O pequeno e estranho destacamento de Mat logo alcançou Aviendha. Se havia alguma coisa que podia convencer os Guardiões a deixá-los passar desimpedidos era olhar para eles. Uma mulher e quatro homens não representavam ameaça alguma, ainda mais quando não faziam o menor esforço para se esconder, com dois estandartes a tiracolo. Ele passou pelos homens do segundo esquadrão. Ainda não havia brisa alguma, mas eles mantinham os estandartes presos aos mastros. Seus rostos estavam tensos. Só um tolo iria querer passar a cavalo em meio às Aes Sedai e ver aqueles troços se desfraldarem com uma brisa súbita.

Aviendha olhou para Mat de soslaio e então tentou tirar a bota dele do estribo.

— Me deixe subir — ordenou ela, rude.

Por que, sob a Luz, ela agora queria ir a cavalo? Bem, ele não iria deixá-la montar aos trancos e barrancos e, muito provavelmente, derrubá-lo da sela. Já tinha visto Aiel montarem num cavalo uma ou duas vezes. Não era uma cena bonita.

Mat deu outro tapa em uma mosca, inclinou-se e pegou a mão dela.

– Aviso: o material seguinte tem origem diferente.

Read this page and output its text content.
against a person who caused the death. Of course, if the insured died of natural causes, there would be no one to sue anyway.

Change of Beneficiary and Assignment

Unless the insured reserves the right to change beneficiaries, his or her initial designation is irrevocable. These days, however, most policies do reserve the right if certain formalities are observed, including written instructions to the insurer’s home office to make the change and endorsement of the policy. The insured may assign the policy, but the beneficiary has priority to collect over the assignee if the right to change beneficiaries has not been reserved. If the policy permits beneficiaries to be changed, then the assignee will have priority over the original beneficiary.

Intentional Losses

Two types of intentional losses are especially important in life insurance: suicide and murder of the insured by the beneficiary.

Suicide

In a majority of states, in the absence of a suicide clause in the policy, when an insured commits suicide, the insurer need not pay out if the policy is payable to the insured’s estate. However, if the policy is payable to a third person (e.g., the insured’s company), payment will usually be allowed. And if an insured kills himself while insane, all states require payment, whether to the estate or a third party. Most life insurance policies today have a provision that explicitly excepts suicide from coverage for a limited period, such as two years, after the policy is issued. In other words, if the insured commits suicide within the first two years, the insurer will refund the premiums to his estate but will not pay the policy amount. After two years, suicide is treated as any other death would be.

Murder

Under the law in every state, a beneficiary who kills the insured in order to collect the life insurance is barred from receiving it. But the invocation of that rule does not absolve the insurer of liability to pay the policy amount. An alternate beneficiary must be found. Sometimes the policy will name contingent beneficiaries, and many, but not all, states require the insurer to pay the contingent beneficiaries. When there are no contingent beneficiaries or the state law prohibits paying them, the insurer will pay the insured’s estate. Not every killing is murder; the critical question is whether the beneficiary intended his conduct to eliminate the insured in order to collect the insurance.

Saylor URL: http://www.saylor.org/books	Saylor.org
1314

— Segure-se — disse ele, puxando-a para cima com um grunhido e colocando-a atrás dele. Aviendha era quase da altura dele, e pesada. — Coloque o braço em torno da minha cintura. — Ela só olhou para ele e ficou se retorcendo de um jeito esquisito até se sentar com uma perna para cada lado, a pele nua acima dos joelhos, mas sem se mostrar minimamente preocupada com aquilo. Belas pernas, mas Mat não se envolveria com nenhuma outra Aiel, mesmo que ela não estivesse caidinha por Rand.

Depois de um tempo, Aviendha falou às costas dele:

— O garoto, Olver. Os Shaido mataram o pai dele?

Mat assentiu sem virar o rosto. Será que ao menos veria algum Guardião antes que fosse tarde demais? À frente do grupo, Vanin, como sempre, cavalgava arriado feito uma saca de sebo, mas com os olhos atentos a tudo.